Thursday, October 8, 2009

Exhibition Review - 10/8/09



I recently visited the Princeton Art Museum at Princeton University, a local gem with a remarkable breadth of work spanning both time periods and regional / cultural origin. Since my last visit, a few new exhibitions have been installed, and the ground floor's contemporary collection has been rotated to incorporate new pieces.
I found the Ancient Ivories of the Bering Strait to be particularly beautiful. I have a fascination with small, intricate but simple pieces of work of questionable functionality (containing either vast potential or supreme purposelessness.) This sparked a whole line of inquisition into my interest in these objects, and the idea of creation of artifacts with implied but ambiguous functionality - something I have already been doing with the creation of my story, but have only thought about in the context of the story rather than that of the fascination with artifacts themselves.

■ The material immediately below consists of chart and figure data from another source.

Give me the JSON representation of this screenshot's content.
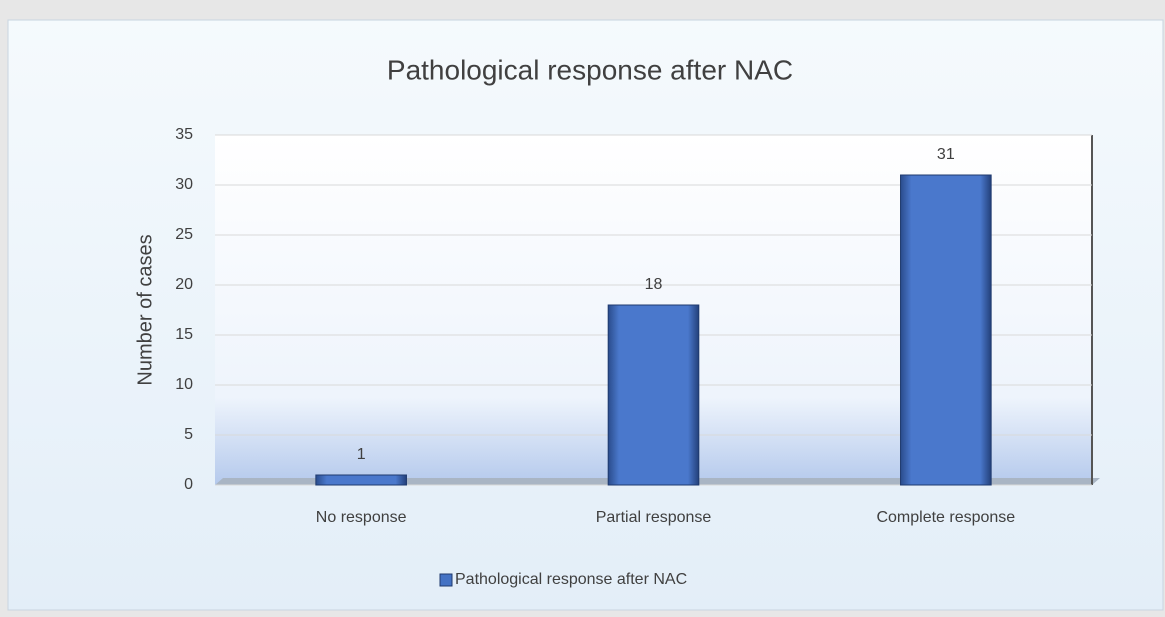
{
  "chart_data": {
    "type": "bar",
    "title": "Pathological response after NAC",
    "y_label": "Number of cases",
    "categories": [
      "No response",
      "Partial response",
      "Complete response"
    ],
    "series": [
      {
        "name": "Pathological response after NAC",
        "color": "#4472c4",
        "values": [
          1,
          18,
          31
        ]
      }
    ],
    "ylim": [
      0,
      35
    ],
    "yticks": [
      0,
      5,
      10,
      15,
      20,
      25,
      30,
      35
    ],
    "grid": true,
    "legend": "bottom"
  }
}
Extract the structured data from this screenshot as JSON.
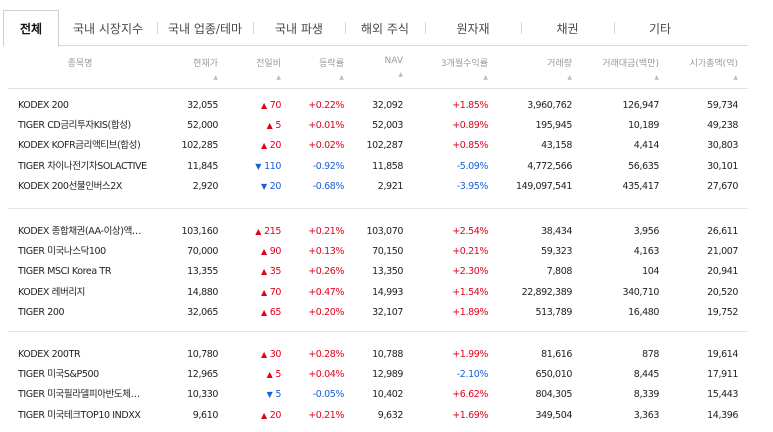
{
  "tabs": [
    {
      "label": "전체",
      "active": true
    },
    {
      "label": "국내 시장지수",
      "active": false
    },
    {
      "label": "국내 업종/테마",
      "active": false
    },
    {
      "label": "국내 파생",
      "active": false
    },
    {
      "label": "해외 주식",
      "active": false
    },
    {
      "label": "원자재",
      "active": false
    },
    {
      "label": "채권",
      "active": false
    },
    {
      "label": "기타",
      "active": false
    }
  ],
  "columns": {
    "name": "종목명",
    "price": "현재가",
    "change": "전일비",
    "rate": "등락률",
    "nav": "NAV",
    "return3m": "3개월수익률",
    "volume": "거래량",
    "amount": "거래대금(백만)",
    "market_cap": "시가총액(억)",
    "sort_icon": "sort-up-icon"
  },
  "colors": {
    "up": "#e2001a",
    "down": "#1a5fd6"
  },
  "groups": [
    [
      {
        "name": "KODEX 200",
        "price": "32,055",
        "dir": "up",
        "change": "70",
        "rate": "+0.22%",
        "nav": "32,092",
        "return3m": "+1.85%",
        "volume": "3,960,762",
        "amount": "126,947",
        "market_cap": "59,734"
      },
      {
        "name": "TIGER CD금리투자KIS(합성)",
        "price": "52,000",
        "dir": "up",
        "change": "5",
        "rate": "+0.01%",
        "nav": "52,003",
        "return3m": "+0.89%",
        "volume": "195,945",
        "amount": "10,189",
        "market_cap": "49,238"
      },
      {
        "name": "KODEX KOFR금리액티브(합성)",
        "price": "102,285",
        "dir": "up",
        "change": "20",
        "rate": "+0.02%",
        "nav": "102,287",
        "return3m": "+0.85%",
        "volume": "43,158",
        "amount": "4,414",
        "market_cap": "30,803"
      },
      {
        "name": "TIGER 차이나전기차SOLACTIVE",
        "price": "11,845",
        "dir": "down",
        "change": "110",
        "rate": "-0.92%",
        "nav": "11,858",
        "return3m": "-5.09%",
        "volume": "4,772,566",
        "amount": "56,635",
        "market_cap": "30,101"
      },
      {
        "name": "KODEX 200선물인버스2X",
        "price": "2,920",
        "dir": "down",
        "change": "20",
        "rate": "-0.68%",
        "nav": "2,921",
        "return3m": "-3.95%",
        "volume": "149,097,541",
        "amount": "435,417",
        "market_cap": "27,670"
      }
    ],
    [
      {
        "name": "KODEX 종합채권(AA-이상)액…",
        "price": "103,160",
        "dir": "up",
        "change": "215",
        "rate": "+0.21%",
        "nav": "103,070",
        "return3m": "+2.54%",
        "volume": "38,434",
        "amount": "3,956",
        "market_cap": "26,611"
      },
      {
        "name": "TIGER 미국나스닥100",
        "price": "70,000",
        "dir": "up",
        "change": "90",
        "rate": "+0.13%",
        "nav": "70,150",
        "return3m": "+0.21%",
        "volume": "59,323",
        "amount": "4,163",
        "market_cap": "21,007"
      },
      {
        "name": "TIGER MSCI Korea TR",
        "price": "13,355",
        "dir": "up",
        "change": "35",
        "rate": "+0.26%",
        "nav": "13,350",
        "return3m": "+2.30%",
        "volume": "7,808",
        "amount": "104",
        "market_cap": "20,941"
      },
      {
        "name": "KODEX 레버리지",
        "price": "14,880",
        "dir": "up",
        "change": "70",
        "rate": "+0.47%",
        "nav": "14,993",
        "return3m": "+1.54%",
        "volume": "22,892,389",
        "amount": "340,710",
        "market_cap": "20,520"
      },
      {
        "name": "TIGER 200",
        "price": "32,065",
        "dir": "up",
        "change": "65",
        "rate": "+0.20%",
        "nav": "32,107",
        "return3m": "+1.89%",
        "volume": "513,789",
        "amount": "16,480",
        "market_cap": "19,752"
      }
    ],
    [
      {
        "name": "KODEX 200TR",
        "price": "10,780",
        "dir": "up",
        "change": "30",
        "rate": "+0.28%",
        "nav": "10,788",
        "return3m": "+1.99%",
        "volume": "81,616",
        "amount": "878",
        "market_cap": "19,614"
      },
      {
        "name": "TIGER 미국S&P500",
        "price": "12,965",
        "dir": "up",
        "change": "5",
        "rate": "+0.04%",
        "nav": "12,989",
        "return3m": "-2.10%",
        "volume": "650,010",
        "amount": "8,445",
        "market_cap": "17,911"
      },
      {
        "name": "TIGER 미국필라델피아반도체…",
        "price": "10,330",
        "dir": "down",
        "change": "5",
        "rate": "-0.05%",
        "nav": "10,402",
        "return3m": "+6.62%",
        "volume": "804,305",
        "amount": "8,339",
        "market_cap": "15,443"
      },
      {
        "name": "TIGER 미국테크TOP10 INDXX",
        "price": "9,610",
        "dir": "up",
        "change": "20",
        "rate": "+0.21%",
        "nav": "9,632",
        "return3m": "+1.69%",
        "volume": "349,504",
        "amount": "3,363",
        "market_cap": "14,396"
      }
    ]
  ]
}
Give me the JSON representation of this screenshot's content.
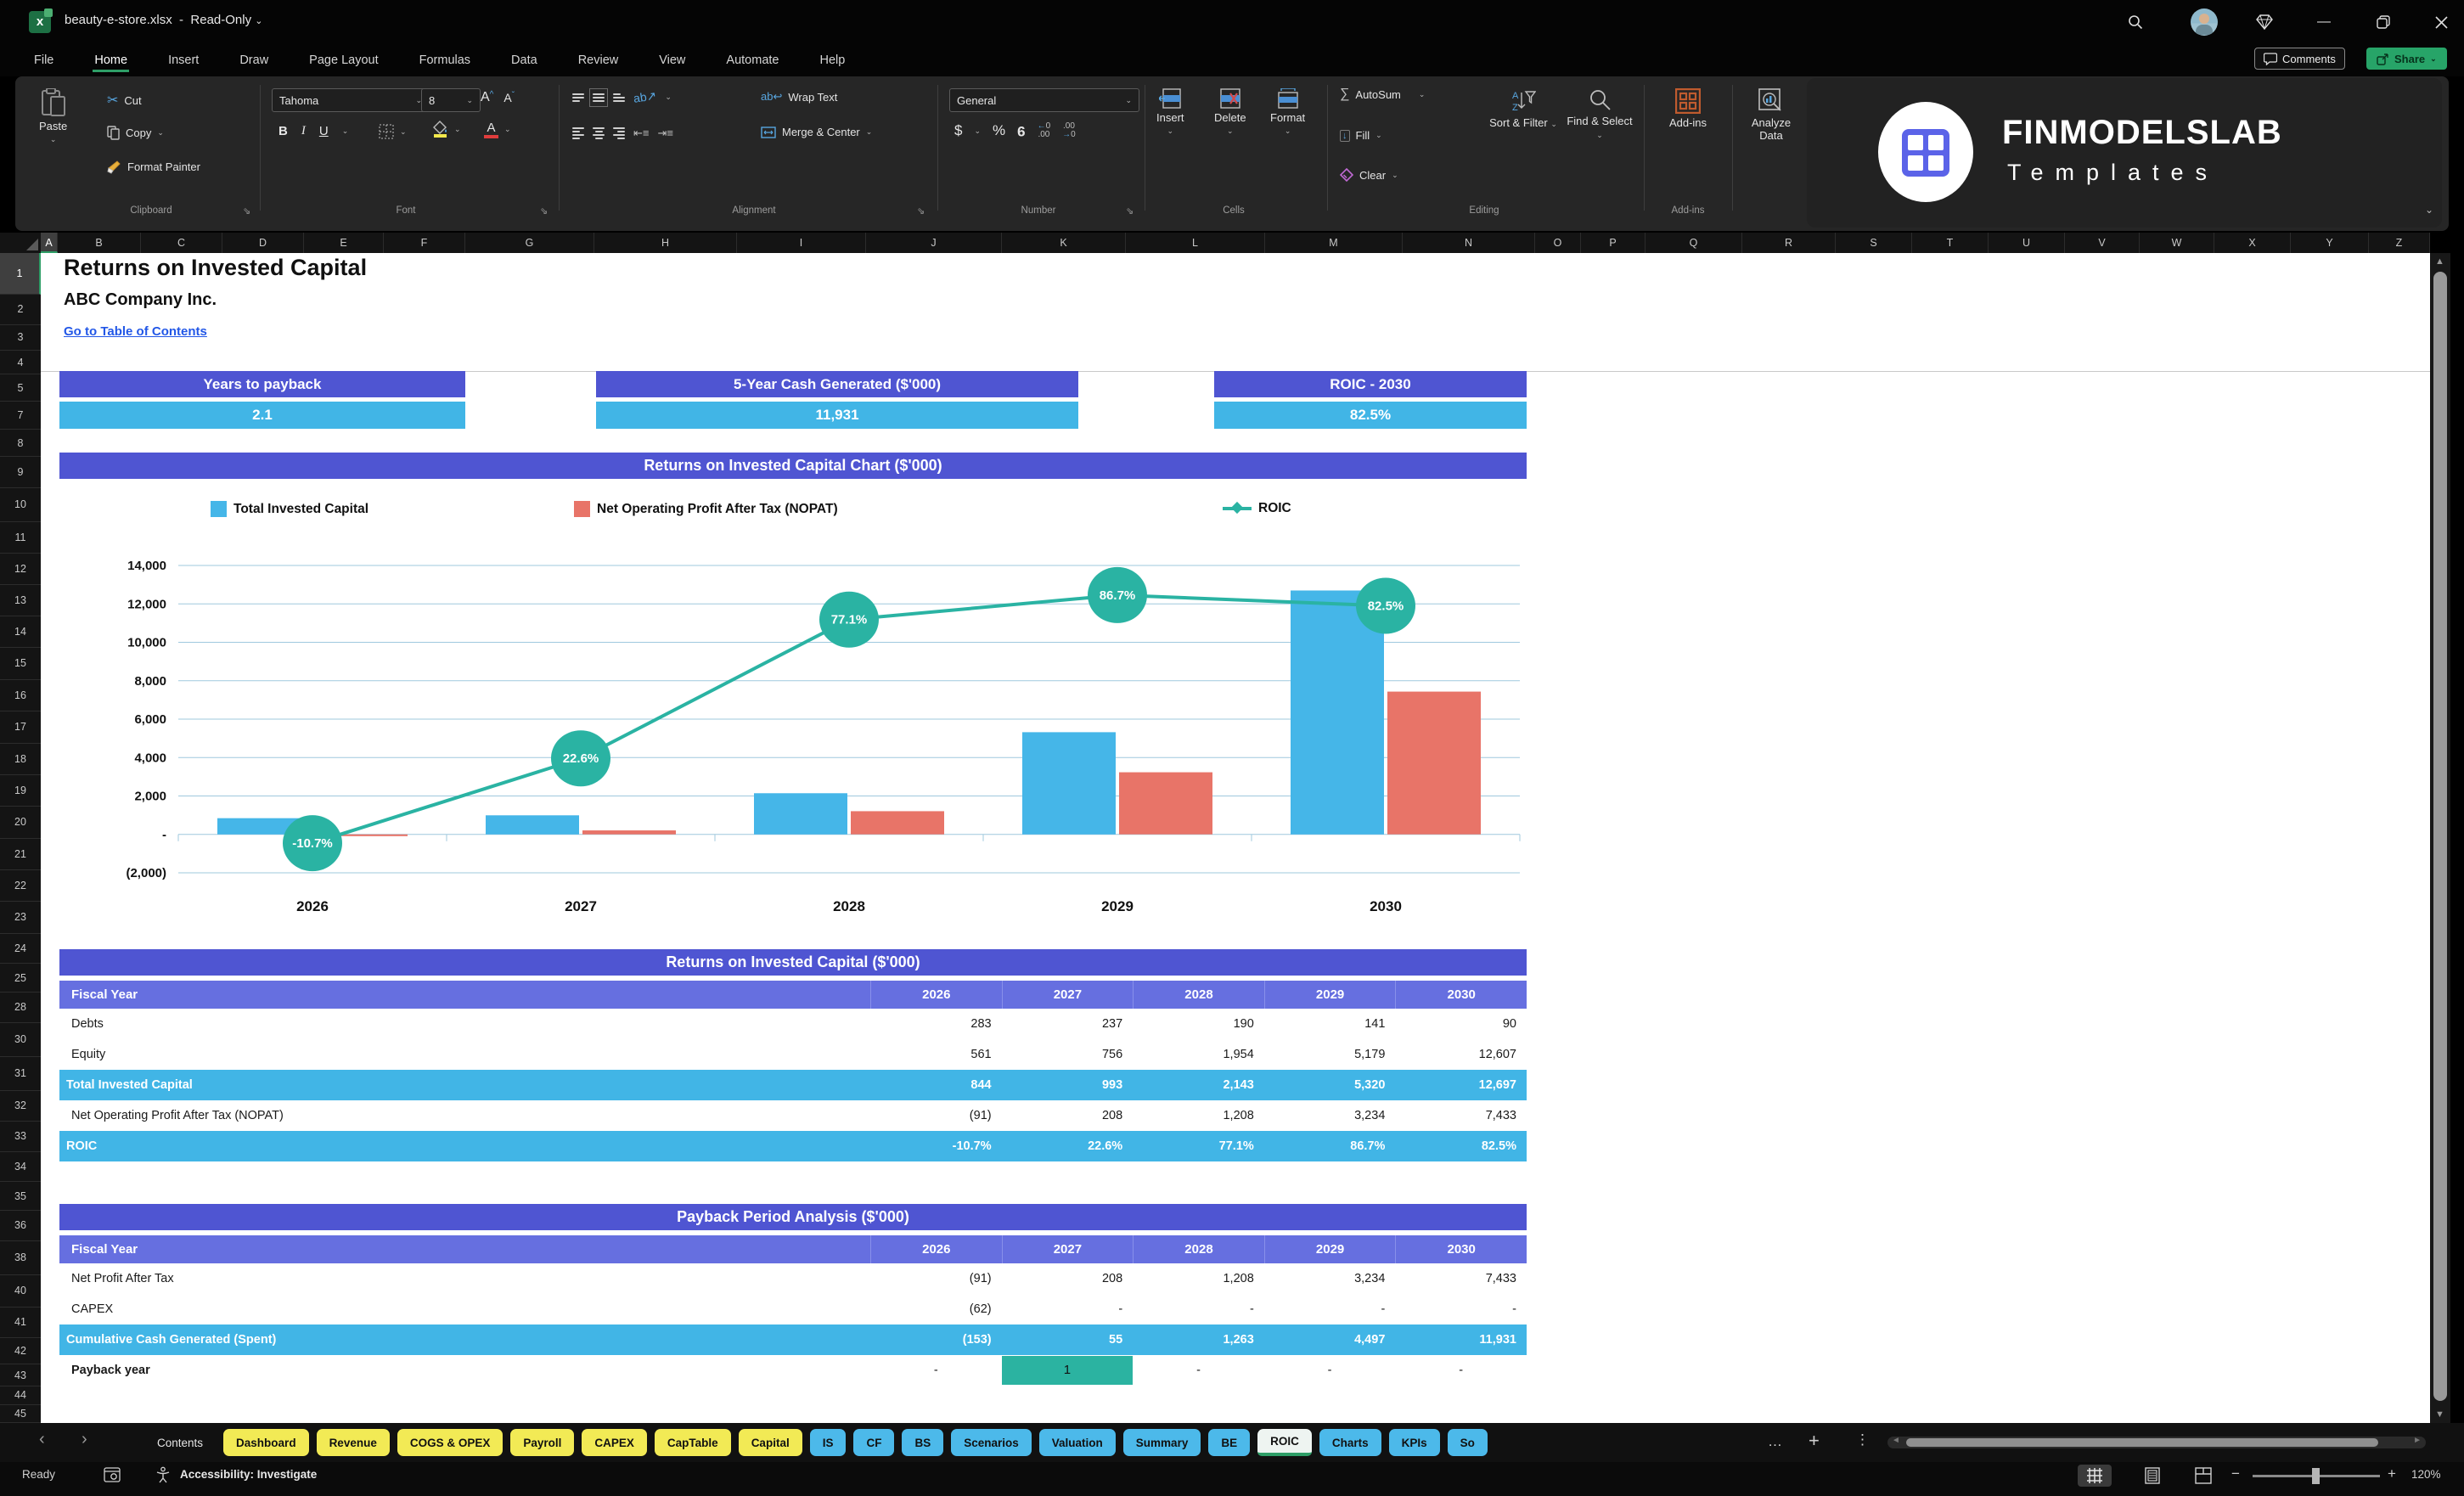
{
  "titlebar": {
    "filename": "beauty-e-store.xlsx",
    "mode": "Read-Only"
  },
  "menu": {
    "tabs": [
      "File",
      "Home",
      "Insert",
      "Draw",
      "Page Layout",
      "Formulas",
      "Data",
      "Review",
      "View",
      "Automate",
      "Help"
    ],
    "active": "Home",
    "comments_label": "Comments",
    "share_label": "Share"
  },
  "ribbon": {
    "clipboard": {
      "label": "Clipboard",
      "paste": "Paste",
      "cut": "Cut",
      "copy": "Copy",
      "format_painter": "Format Painter"
    },
    "font": {
      "label": "Font",
      "family": "Tahoma",
      "size": "8",
      "bold": "B",
      "italic": "I",
      "underline": "U"
    },
    "alignment": {
      "label": "Alignment",
      "wrap": "Wrap Text",
      "merge": "Merge & Center"
    },
    "number": {
      "label": "Number",
      "format": "General",
      "currency": "$",
      "percent": "%",
      "comma": "9"
    },
    "cells": {
      "label": "Cells",
      "insert": "Insert",
      "delete": "Delete",
      "format": "Format"
    },
    "editing": {
      "label": "Editing",
      "autosum": "AutoSum",
      "fill": "Fill",
      "clear": "Clear",
      "sort": "Sort & Filter",
      "find": "Find & Select"
    },
    "addins": {
      "label": "Add-ins",
      "addins": "Add-ins",
      "analyze_line1": "Analyze",
      "analyze_line2": "Data"
    },
    "logo_title": "FINMODELSLAB",
    "logo_subtitle": "Templates"
  },
  "sheet": {
    "columns": [
      "A",
      "B",
      "C",
      "D",
      "E",
      "F",
      "G",
      "H",
      "I",
      "J",
      "K",
      "L",
      "M",
      "N",
      "O",
      "P",
      "Q",
      "R",
      "S",
      "T",
      "U",
      "V",
      "W",
      "X",
      "Y",
      "Z"
    ],
    "rows": [
      1,
      2,
      3,
      4,
      5,
      7,
      8,
      9,
      10,
      11,
      12,
      13,
      14,
      15,
      16,
      17,
      18,
      19,
      20,
      21,
      22,
      23,
      24,
      25,
      28,
      30,
      31,
      32,
      33,
      34,
      35,
      36,
      38,
      40,
      41,
      42,
      43,
      44,
      45
    ],
    "title": "Returns on Invested Capital",
    "subtitle": "ABC Company Inc.",
    "link": "Go to Table of Contents",
    "kpis": [
      {
        "label": "Years to payback",
        "value": "2.1"
      },
      {
        "label": "5-Year Cash Generated ($'000)",
        "value": "11,931"
      },
      {
        "label": "ROIC - 2030",
        "value": "82.5%"
      }
    ]
  },
  "chart_data": {
    "type": "bar",
    "title": "Returns on Invested Capital Chart ($'000)",
    "categories": [
      "2026",
      "2027",
      "2028",
      "2029",
      "2030"
    ],
    "series": [
      {
        "name": "Total Invested Capital",
        "type": "bar",
        "color": "#45b6e8",
        "values": [
          844,
          993,
          2143,
          5320,
          12697
        ]
      },
      {
        "name": "Net Operating Profit After Tax (NOPAT)",
        "type": "bar",
        "color": "#e87468",
        "values": [
          -91,
          208,
          1208,
          3234,
          7433
        ]
      },
      {
        "name": "ROIC",
        "type": "line",
        "color": "#2ab3a3",
        "values_pct": [
          -10.7,
          22.6,
          77.1,
          86.7,
          82.5
        ],
        "point_labels": [
          "-10.7%",
          "22.6%",
          "77.1%",
          "86.7%",
          "82.5%"
        ]
      }
    ],
    "xlabel": "",
    "ylabel": "",
    "y_axis": {
      "min": -2000,
      "max": 14000,
      "step": 2000,
      "tick_labels": [
        "14,000",
        "12,000",
        "10,000",
        "8,000",
        "6,000",
        "4,000",
        "2,000",
        "-",
        "(2,000)"
      ]
    },
    "grid": true,
    "legend_position": "top"
  },
  "roic_table": {
    "title": "Returns on Invested Capital ($'000)",
    "header": [
      "Fiscal Year",
      "2026",
      "2027",
      "2028",
      "2029",
      "2030"
    ],
    "rows": [
      {
        "label": "Debts",
        "values": [
          "283",
          "237",
          "190",
          "141",
          "90"
        ],
        "style": "plain"
      },
      {
        "label": "Equity",
        "values": [
          "561",
          "756",
          "1,954",
          "5,179",
          "12,607"
        ],
        "style": "plain"
      },
      {
        "label": "Total Invested Capital",
        "values": [
          "844",
          "993",
          "2,143",
          "5,320",
          "12,697"
        ],
        "style": "highlight"
      },
      {
        "label": "Net Operating Profit After Tax (NOPAT)",
        "values": [
          "(91)",
          "208",
          "1,208",
          "3,234",
          "7,433"
        ],
        "style": "plain"
      },
      {
        "label": "ROIC",
        "values": [
          "-10.7%",
          "22.6%",
          "77.1%",
          "86.7%",
          "82.5%"
        ],
        "style": "highlight"
      }
    ]
  },
  "payback_table": {
    "title": "Payback Period Analysis ($'000)",
    "header": [
      "Fiscal Year",
      "2026",
      "2027",
      "2028",
      "2029",
      "2030"
    ],
    "rows": [
      {
        "label": "Net Profit After Tax",
        "values": [
          "(91)",
          "208",
          "1,208",
          "3,234",
          "7,433"
        ],
        "style": "plain"
      },
      {
        "label": "CAPEX",
        "values": [
          "(62)",
          "-",
          "-",
          "-",
          "-"
        ],
        "style": "plain"
      },
      {
        "label": "Cumulative Cash Generated (Spent)",
        "values": [
          "(153)",
          "55",
          "1,263",
          "4,497",
          "11,931"
        ],
        "style": "highlight"
      },
      {
        "label": "Payback year",
        "values": [
          "-",
          "1",
          "-",
          "-",
          "-"
        ],
        "style": "payback",
        "highlight_col": 1
      }
    ]
  },
  "sheet_tabs": {
    "home_tab": "Contents",
    "items": [
      {
        "label": "Dashboard",
        "color": "yellow"
      },
      {
        "label": "Revenue",
        "color": "yellow"
      },
      {
        "label": "COGS & OPEX",
        "color": "yellow"
      },
      {
        "label": "Payroll",
        "color": "yellow"
      },
      {
        "label": "CAPEX",
        "color": "yellow"
      },
      {
        "label": "CapTable",
        "color": "yellow"
      },
      {
        "label": "Capital",
        "color": "yellow"
      },
      {
        "label": "IS",
        "color": "blue"
      },
      {
        "label": "CF",
        "color": "blue"
      },
      {
        "label": "BS",
        "color": "blue"
      },
      {
        "label": "Scenarios",
        "color": "blue"
      },
      {
        "label": "Valuation",
        "color": "blue"
      },
      {
        "label": "Summary",
        "color": "blue"
      },
      {
        "label": "BE",
        "color": "blue"
      },
      {
        "label": "ROIC",
        "color": "active"
      },
      {
        "label": "Charts",
        "color": "blue"
      },
      {
        "label": "KPIs",
        "color": "blue"
      },
      {
        "label": "So",
        "color": "blue"
      }
    ],
    "overflow": "…",
    "add": "+",
    "more": "⋮"
  },
  "statusbar": {
    "ready": "Ready",
    "accessibility": "Accessibility: Investigate",
    "zoom": "120%"
  },
  "colors": {
    "banner_purple": "#4f55d2",
    "header_purple": "#666fe0",
    "value_blue": "#41b5e6",
    "bar_blue": "#45b6e8",
    "bar_red": "#e87468",
    "line_teal": "#2ab3a3",
    "tab_yellow": "#f2ea55",
    "tab_blue": "#4cb9ea",
    "accent_green": "#2e9e67",
    "share_green": "#27a468",
    "link_blue": "#2257e7"
  }
}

The new pieces in the Contemporary Art room also captivated me. William Villalongo's piece "The Last Days of Eden #1" immediately captured my attention. In this large cut-velour-paper piece, the Genesis story of the Fall is restructured. Adam and Eve are black, and Adam, half a ribcage in hand, is cast as persecuted not only by the serpent, who has him around the neck, but by Eve as well. Her feet rest on the roots of a tree (presumably that of the Knowledge of Good and Evil) amidst sprouting mushrooms, and she holds a length of the serpent in her hands. In the background are small bombs and explosions. This collage of images casts the story in a new, much darker light. I drew the implication that Eve, having eaten of the tree, knew that what she was doing was evil / against God's command; here, she is shown reveling in her role rather than playing along as an innocent pawn. However, I found one element of the piece to be very weak: a moon in the upper right hand corner, painted in an almost realistic (or at the very least scientific) manner, in contrast with the stylized cut-paper technique of the rest of the entire piece. It was distracting to the point of irritation.
Also on the ground floor were four pieces by Shahzia Sikander, from her series "No Parking Anytime": "Reflect," "Traffic Jam," "Armorial Bearings," and "Bound." Each of these is a print collage of composed and repeated elements of Hindu and Muslim artwork which, passed through her hand, takes on its own new visual, cultural, and spiritual connotations and creates something new. This, too, is a process that fascinates me. In an era in which the earth's cultural and physical makeup is known and leaves little more to be discovered, and in which this knowledge is available for immediate access through various forums, the process of collage and juxtaposition of preexisting forms and conventions to create something entirely new is one which I think is very important in the process of humanity's striving towards truth. It is a process which creates new patterns of relationship and thought, and through which the preexisting elements it derives from can be re-seen and reevaluated.
It was these thoughts, inspired by looking at Sikander's work in this instance and similar pieces previously, which led me to my first appreciation of Roman art - another new addition to the gallery. A mosaic on the wall depicted the head of the Medusa surrounded by concentric, intersecting geometric patterns. Rather than the usual face of contorted wrath that I have usually seen depicted, her eyes were heavy lidded and the corners of her mouth curled in a slight smile; and the images of bodhisattvas from Asian Buddhist artwork was immediately called to mind, and further engrained by the recollection of a statement I had heard a monk make on the stone statues of the Buddha found in religious art. They exist not simply as representative depictions of the Buddha, but moreover as an invitation to become stone, like the Buddha, and share in that sense of stillness. This led to a radical new recasting of my view of Medusa, whose gaze turns those she looks upon to stone.
Overall, I truly love the balance of work in the Princeton Art Museum. The juxtaposition of so many pieces, and the layout in which you move through them, leads to trains of thought and inquisition which I believe are highly important to the modern era.